Simply put, the romance between Thatcher and Europe soured as so many love stories do: They started to fight when the money got tight. She became progressively more infuriated, Powell recalls, by “the fundamental unfairness of the arrangements for British membership—and the budgetary part above all.”
Some 70 percent of the European Community's budget was devoted to agricultural subsidies. Britain's agricultural sector was smaller and more efficient than those of its European counterparts, and moreover its economy was not based upon agriculture. It was unacceptable, Thatcher felt, that at precisely the time she was asking the British public to accept broad public cuts in spending she should also ask them to subsidize inefficient European farmers to the tune of a billion pounds a year.

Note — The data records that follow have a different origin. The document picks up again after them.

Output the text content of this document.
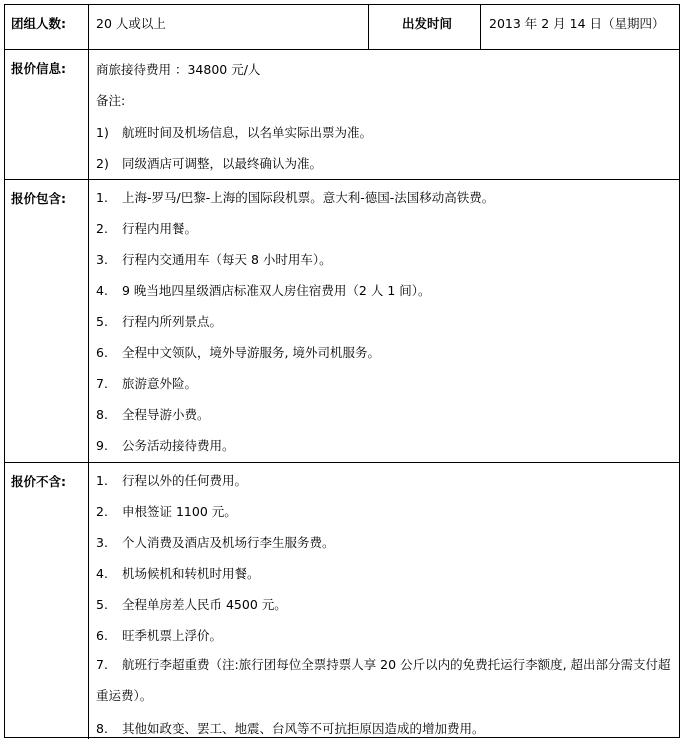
团组人数:	20 人或以上	出发时间	2013 年 2 月 14 日（星期四）
报价信息:	商旅接待费用 ：34800 元/人
备注:
1) 航班时间及机场信息，以名单实际出票为准。
2) 同级酒店可调整，以最终确认为准。
报价包含:	1. 上海-罗马/巴黎-上海的国际段机票。意大利-德国-法国移动高铁费。
2. 行程内用餐。
3. 行程内交通用车（每天 8 小时用车）。
4. 9 晚当地四星级酒店标准双人房住宿费用（2 人 1 间）。
5. 行程内所列景点。
6. 全程中文领队，境外导游服务, 境外司机服务。
7. 旅游意外险。
8. 全程导游小费。
9. 公务活动接待费用。
报价不含:	1. 行程以外的任何费用。
2. 申根签证 1100 元。
3. 个人消费及酒店及机场行李生服务费。
4. 机场候机和转机时用餐。
5. 全程单房差人民币 4500 元。
6. 旺季机票上浮价。
7. 航班行李超重费（注:旅行团每位全票持票人享 20 公斤以内的免费托运行李额度, 超出部分需支付超重运费）。
8. 其他如政变、罢工、地震、台风等不可抗拒原因造成的增加费用。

Britain was receiving only £1 for every £1.50 it contributed to the EEC. It was the second-biggest net contributor after Germany, but one of the poorest member states. So upon taking office, Thatcher demanded a rebate. In November 1979, at the Dublin European Council, Thatcher began an epic argument with her European counterparts. It was to last five long years. “We are not asking the Community or anyone else for money,” she said repeatedly. “We are simply asking to have our own money back.” She threatened to withhold further contributions to the EEC if she did not get her way. To Europeans who wished to maintain the pretense that Europe was now one happy family, this demand seemed distinctly unfraternal. “Every meeting,” Powell recalls, “was turned into a battle about Britain's contribution. It was seen as anti-European to argue about what your contribution was, and half of them pretended they didn't
know
what they contributed.”
It did not take long for the members of the new European family to remember that idealistic rhetoric aside, they loathed one another and always had. At a meeting in Strasbourg, French President Valéry Giscard d'Estaing insisted upon being served his
meal before Thatcher. When next he visited her in London, she repaid him by seating him beneath portraits of Nelson and Wellington. “I suspect,” she purred, “that the distinguished Britons looking down on us from the walls—who were accustomed to a different sort of relationship between our two countries—would have been surprised and, in their hearts, pleased.”
248
In her memoirs, she recalls Giscard gazing at the portraits and remarking upon the irony. “I replied that it was no less ironic that I should have to look at portraits of Napoleon on my visits to Paris. In retrospect, I can see that this was not quite a parallel. Napoleon lost.”
249
The summits grew progressively more acrimonious and were marked each time by greater rudeness. Giscard would ostentatiously read his newspaper while Thatcher banged on and on about the budget; Helmut Schmidt would close his eyes and pretend to snore. Once, apparently, as Thatcher was raving about “my oil” and “my fish,” she punctuated her comments with the words “my God!” Someone in attendance loudly replied, “Oh, not
that,
too.” According to legend, during a 1984 summit meeting, she slammed her handbag on the table and screeched, “
I want my money back!
” This did not actually happen, but again, it is one of those anecdotes that suggests something about the mood of these encounters.
Finally, exhausted, François Mitterrand gave way. At the Fontainebleau Summit in 1984, the EEC agreed to give an annual rebate to the United Kingdom, amounting to 66 percent of the difference between Britain's contributions and its receipts. Powell recalls the “electric tension” when Mitterrand said, at last, “Mrs. Thatcher should have what she wants.”